Python and Tensorflow in Parallel

Hey all, unfortunately, I've been stuck on this task for a couple weeks now and would really like to figure it out soon. Since most people here are in tech, I was curious if anyone would be able to provide some assistance. Background: I'm on Windows using Python and Tensorflow to perform inference on 3 deep learning models I have. I have a function, let's call it "func_load", that loads the 3 models into memory (takes a few minutes). Then, I have another function, let's call it "func_infer", that performs inference on the 3 models sequentially. My goal is to perform the 3 models' inference in parallel using either multi-processing or multi-threading. I've already tried both. 1. For multi-threading, I can't seem to get it running in parallel. All I need to do is call session.run() in Tensorflow to get the inference.
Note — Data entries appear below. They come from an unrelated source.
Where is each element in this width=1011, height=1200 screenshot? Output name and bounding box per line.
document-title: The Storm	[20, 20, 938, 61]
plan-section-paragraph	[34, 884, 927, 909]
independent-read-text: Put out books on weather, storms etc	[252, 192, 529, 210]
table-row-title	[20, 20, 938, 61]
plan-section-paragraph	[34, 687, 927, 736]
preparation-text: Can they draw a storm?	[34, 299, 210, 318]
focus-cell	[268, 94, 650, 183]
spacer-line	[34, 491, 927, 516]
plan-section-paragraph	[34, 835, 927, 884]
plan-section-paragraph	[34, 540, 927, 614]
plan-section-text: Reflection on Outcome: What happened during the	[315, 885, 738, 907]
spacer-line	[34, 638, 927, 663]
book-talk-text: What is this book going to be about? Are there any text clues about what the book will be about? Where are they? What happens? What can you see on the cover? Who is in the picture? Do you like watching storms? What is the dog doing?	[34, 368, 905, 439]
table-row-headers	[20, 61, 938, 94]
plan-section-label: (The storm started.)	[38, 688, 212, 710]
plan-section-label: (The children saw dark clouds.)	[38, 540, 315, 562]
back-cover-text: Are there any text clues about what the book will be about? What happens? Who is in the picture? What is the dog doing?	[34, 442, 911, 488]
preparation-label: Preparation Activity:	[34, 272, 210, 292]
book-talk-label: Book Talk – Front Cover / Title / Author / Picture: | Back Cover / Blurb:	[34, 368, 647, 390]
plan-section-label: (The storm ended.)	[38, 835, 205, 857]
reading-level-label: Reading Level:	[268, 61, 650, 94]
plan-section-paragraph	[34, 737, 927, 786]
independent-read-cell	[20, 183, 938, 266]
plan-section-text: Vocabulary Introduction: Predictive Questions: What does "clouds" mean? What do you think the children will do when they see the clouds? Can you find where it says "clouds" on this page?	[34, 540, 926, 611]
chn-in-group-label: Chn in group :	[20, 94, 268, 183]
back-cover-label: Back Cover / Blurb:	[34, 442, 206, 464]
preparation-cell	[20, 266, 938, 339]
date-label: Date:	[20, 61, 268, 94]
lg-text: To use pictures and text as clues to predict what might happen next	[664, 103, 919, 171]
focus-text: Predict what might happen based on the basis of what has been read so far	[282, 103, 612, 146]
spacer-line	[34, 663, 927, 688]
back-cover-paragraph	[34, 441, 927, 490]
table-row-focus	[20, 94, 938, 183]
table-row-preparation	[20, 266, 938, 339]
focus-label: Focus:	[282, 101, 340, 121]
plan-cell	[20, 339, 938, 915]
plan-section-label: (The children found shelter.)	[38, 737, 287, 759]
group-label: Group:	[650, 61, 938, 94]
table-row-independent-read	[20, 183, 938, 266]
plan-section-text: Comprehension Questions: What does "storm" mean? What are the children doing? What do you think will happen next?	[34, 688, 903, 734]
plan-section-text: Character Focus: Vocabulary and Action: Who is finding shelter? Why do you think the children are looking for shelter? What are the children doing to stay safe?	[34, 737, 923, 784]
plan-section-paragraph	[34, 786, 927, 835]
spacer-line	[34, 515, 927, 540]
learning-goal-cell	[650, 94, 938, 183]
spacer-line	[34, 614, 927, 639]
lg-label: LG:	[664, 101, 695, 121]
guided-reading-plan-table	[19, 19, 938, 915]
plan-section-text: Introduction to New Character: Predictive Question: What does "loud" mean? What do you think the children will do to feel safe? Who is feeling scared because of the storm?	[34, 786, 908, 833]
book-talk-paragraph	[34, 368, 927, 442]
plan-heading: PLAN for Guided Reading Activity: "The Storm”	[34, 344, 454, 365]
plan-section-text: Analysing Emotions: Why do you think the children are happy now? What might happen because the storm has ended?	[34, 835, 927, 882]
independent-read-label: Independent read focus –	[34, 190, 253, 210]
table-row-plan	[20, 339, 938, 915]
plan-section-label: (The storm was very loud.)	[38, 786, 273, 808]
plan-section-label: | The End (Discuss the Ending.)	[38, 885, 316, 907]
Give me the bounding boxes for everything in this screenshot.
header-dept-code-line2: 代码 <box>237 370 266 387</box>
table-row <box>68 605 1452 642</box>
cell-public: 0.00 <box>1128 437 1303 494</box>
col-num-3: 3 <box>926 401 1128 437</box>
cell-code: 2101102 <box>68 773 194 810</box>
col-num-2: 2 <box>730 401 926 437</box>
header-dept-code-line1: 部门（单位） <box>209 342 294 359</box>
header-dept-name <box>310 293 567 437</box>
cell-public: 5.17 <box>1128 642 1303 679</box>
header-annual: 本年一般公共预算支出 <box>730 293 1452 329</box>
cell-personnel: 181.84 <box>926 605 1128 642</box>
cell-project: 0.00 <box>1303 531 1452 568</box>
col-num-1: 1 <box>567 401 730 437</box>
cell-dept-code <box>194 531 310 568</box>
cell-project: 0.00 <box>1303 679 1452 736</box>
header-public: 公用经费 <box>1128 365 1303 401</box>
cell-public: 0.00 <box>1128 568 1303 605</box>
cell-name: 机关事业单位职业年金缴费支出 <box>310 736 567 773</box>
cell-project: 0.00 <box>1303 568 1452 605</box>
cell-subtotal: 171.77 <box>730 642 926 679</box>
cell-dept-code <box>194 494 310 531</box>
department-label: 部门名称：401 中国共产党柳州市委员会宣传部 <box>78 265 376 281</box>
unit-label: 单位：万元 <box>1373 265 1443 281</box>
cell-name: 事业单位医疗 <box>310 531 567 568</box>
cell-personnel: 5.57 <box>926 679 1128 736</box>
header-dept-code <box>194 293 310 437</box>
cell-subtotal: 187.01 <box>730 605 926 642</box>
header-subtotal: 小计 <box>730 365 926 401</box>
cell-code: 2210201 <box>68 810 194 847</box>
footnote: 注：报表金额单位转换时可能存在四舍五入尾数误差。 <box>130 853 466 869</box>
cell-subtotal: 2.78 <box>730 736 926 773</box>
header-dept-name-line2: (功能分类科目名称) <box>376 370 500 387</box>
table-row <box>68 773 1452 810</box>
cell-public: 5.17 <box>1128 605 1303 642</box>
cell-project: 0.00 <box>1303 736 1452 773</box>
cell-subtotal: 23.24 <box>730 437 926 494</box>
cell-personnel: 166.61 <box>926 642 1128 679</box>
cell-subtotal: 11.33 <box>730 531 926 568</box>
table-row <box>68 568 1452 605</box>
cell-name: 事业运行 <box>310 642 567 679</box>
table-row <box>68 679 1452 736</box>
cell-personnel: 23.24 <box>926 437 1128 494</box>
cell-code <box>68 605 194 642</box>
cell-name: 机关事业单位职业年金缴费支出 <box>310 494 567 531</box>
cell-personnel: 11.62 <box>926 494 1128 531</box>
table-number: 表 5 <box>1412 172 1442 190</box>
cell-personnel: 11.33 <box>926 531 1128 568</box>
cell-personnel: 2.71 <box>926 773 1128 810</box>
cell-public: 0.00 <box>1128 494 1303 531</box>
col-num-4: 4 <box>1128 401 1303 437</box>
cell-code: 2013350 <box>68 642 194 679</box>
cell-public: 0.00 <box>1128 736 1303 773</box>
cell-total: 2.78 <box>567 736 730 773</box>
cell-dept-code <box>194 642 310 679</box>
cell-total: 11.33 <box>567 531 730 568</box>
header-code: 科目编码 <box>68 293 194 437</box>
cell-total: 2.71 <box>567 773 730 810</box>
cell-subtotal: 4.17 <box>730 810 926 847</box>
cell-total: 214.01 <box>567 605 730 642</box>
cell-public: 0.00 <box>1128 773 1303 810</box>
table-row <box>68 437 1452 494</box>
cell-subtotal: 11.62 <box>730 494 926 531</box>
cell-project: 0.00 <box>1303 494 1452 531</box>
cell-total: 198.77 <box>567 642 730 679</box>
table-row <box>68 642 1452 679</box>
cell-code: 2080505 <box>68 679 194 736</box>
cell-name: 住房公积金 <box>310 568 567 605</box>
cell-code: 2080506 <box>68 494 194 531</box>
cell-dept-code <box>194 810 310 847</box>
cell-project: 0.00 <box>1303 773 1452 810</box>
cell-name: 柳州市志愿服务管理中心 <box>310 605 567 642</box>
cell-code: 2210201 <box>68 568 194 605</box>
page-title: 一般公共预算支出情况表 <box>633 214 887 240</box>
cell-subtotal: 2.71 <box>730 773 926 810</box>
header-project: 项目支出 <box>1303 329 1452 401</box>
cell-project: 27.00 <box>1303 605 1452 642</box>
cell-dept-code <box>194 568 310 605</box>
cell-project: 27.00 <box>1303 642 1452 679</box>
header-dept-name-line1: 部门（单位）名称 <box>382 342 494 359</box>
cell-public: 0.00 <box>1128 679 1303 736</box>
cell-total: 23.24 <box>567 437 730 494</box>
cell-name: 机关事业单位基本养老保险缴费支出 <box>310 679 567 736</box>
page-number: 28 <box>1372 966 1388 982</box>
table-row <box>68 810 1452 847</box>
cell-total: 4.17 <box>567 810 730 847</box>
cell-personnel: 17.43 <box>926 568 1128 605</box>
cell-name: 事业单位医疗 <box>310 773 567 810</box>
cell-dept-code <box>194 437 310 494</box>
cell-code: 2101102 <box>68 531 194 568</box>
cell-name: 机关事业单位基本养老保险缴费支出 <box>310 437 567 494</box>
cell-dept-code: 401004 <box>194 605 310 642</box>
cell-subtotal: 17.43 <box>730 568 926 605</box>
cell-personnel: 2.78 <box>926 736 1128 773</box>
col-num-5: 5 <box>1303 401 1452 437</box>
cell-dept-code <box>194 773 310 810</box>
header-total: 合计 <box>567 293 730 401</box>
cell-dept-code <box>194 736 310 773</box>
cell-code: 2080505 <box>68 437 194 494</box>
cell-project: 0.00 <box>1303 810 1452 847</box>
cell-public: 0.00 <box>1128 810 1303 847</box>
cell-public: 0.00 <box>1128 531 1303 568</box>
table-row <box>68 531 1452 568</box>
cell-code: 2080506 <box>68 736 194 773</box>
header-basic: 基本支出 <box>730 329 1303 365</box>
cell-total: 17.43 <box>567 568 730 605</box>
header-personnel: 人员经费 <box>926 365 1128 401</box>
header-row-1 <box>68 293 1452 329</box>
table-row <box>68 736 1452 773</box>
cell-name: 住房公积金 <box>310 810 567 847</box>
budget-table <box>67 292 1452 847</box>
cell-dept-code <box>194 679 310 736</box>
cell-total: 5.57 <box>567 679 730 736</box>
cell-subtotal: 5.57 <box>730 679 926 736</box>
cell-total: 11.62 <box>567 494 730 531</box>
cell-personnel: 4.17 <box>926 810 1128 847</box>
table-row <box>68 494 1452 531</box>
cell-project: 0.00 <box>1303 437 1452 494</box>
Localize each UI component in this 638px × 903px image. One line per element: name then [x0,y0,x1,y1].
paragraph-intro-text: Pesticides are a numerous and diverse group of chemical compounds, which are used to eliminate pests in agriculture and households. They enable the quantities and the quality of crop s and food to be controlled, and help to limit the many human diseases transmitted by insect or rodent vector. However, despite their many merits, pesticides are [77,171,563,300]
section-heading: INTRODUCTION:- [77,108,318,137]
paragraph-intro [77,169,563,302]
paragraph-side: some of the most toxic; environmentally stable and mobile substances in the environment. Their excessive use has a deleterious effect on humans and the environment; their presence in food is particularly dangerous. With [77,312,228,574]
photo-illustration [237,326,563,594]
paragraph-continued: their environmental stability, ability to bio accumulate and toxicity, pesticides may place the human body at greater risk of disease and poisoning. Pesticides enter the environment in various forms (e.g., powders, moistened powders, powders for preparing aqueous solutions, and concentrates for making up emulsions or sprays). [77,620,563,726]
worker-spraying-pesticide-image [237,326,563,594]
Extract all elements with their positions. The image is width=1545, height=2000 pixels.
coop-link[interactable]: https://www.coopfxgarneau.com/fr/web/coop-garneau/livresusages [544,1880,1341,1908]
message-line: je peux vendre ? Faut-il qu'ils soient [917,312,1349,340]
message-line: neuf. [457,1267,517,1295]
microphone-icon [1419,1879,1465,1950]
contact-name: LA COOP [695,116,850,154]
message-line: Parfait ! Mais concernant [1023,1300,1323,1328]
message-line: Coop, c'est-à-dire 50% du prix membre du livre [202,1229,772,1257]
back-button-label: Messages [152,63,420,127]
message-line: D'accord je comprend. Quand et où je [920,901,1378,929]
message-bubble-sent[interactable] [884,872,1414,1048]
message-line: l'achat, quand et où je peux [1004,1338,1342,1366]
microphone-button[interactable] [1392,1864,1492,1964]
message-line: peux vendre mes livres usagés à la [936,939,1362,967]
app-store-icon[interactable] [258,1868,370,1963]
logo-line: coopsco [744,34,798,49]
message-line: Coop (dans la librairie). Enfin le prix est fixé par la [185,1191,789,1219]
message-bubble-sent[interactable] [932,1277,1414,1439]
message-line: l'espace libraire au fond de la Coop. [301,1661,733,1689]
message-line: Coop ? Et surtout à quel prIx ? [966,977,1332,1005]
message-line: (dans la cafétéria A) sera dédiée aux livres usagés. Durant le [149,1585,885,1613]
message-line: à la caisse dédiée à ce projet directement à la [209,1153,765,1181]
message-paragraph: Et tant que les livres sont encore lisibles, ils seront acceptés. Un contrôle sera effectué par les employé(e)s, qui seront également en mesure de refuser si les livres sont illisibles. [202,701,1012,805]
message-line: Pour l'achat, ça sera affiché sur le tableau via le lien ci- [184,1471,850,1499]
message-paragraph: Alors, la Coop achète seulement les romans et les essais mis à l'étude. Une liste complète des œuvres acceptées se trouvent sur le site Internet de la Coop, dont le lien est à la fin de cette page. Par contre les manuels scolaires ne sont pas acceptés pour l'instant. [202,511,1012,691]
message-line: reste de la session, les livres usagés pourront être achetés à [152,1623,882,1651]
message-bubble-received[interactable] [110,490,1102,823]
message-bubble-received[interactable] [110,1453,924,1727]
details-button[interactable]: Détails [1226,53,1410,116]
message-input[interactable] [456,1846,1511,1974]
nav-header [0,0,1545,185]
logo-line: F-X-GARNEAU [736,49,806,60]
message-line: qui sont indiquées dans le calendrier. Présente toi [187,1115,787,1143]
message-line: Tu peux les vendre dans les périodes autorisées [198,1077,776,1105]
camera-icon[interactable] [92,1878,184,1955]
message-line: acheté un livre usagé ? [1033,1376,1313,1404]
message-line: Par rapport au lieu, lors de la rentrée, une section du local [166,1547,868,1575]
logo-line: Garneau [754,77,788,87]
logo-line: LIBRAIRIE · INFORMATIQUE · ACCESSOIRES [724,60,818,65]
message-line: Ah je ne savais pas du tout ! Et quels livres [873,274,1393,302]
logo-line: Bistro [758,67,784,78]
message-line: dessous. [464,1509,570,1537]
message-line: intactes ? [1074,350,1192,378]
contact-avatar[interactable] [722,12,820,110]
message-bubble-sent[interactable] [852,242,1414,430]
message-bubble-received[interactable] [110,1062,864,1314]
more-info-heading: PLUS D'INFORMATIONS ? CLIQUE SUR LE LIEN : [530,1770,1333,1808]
If I'm understanding correctly, session.run() releases the Python Global Interpreter Lock (GIL), so if I call it on the 3 different session in 3 different threads, theoretically, it should all be run in parallel - but it's still running in the same amount of time as if being run sequentially! For reference on what I'm doing with multi-threading (I'm using the lines below for my 3 threads): workers = [lambda input_list: sess.run(y_op, {x_inp: input_list, tflag_op: False}) for sess in sessions] t = threading.Thread(target=workers[idx], args=(input_list,)) t.start() ... t.join() 2. For multi-processing, I'd like to be able to create 3 different processes, using multiprocessing.Process() and then call func_load() on each of them with one model each. Then, I'd like to use those same processes to call func_infer(). I haven't been able to figure out a way to do that with processes though - calling 2 different functions at different points in the script. Does anyone have any suggestions on how to approach these tasks? Any help would be greatly appreciated! I’ve actually already posted about this in SO, but haven’t gotten much further as well btw.

Add a comment
Snapchat ADDX44 Dec 29, 2019

Consider using Apache beam for inference. It is easy to parallelize. And you can find examples in tfx project under tensorflow

Appian Ejvt23 OP Dec 29, 2019

Thanks for the suggestion! This is my first time hearing of Apache Beam. I took a look at it, but I haven’t been able to find any examples of parallel Tensorflow inferences. Do you know if it’s able to do that?

Appian Ejvt23 OP Dec 29, 2019

Also, I’d like for this to all happen locally. Apache Beam seems to be targeted for cloud

NIO nio666 Dec 29, 2019

Checkout Ray. Under the hood it uses cloud pickly to serialize/deserialize (unlike multiprocessing module which has some deficiencies when it comes to tf models).

Appian Ejvt23 OP Dec 29, 2019

Yeah I looked into Ray earlier and really wanted to use it, but then I realized it’s currently not supported for Windows :(

Appian Ejvt23 OP Dec 29, 2019

Thanks though!

Amazon nfdo67fr7 Dec 29, 2019

What kind of models are you trying to run parallel on cpu? I think you simply have a HW bottleneck here hence you dont see any speedup.

Appian Ejvt23 OP Dec 29, 2019

They’re pretty large deep learning models. I have 2 NVIDIA Titan RTX GPUs though, so I don’t think my hardware could be a bottleneck. Please correct me if I’m wrong though

Amazon nfdo67fr7 Dec 29, 2019

How do you load 3 models to 2 gpus?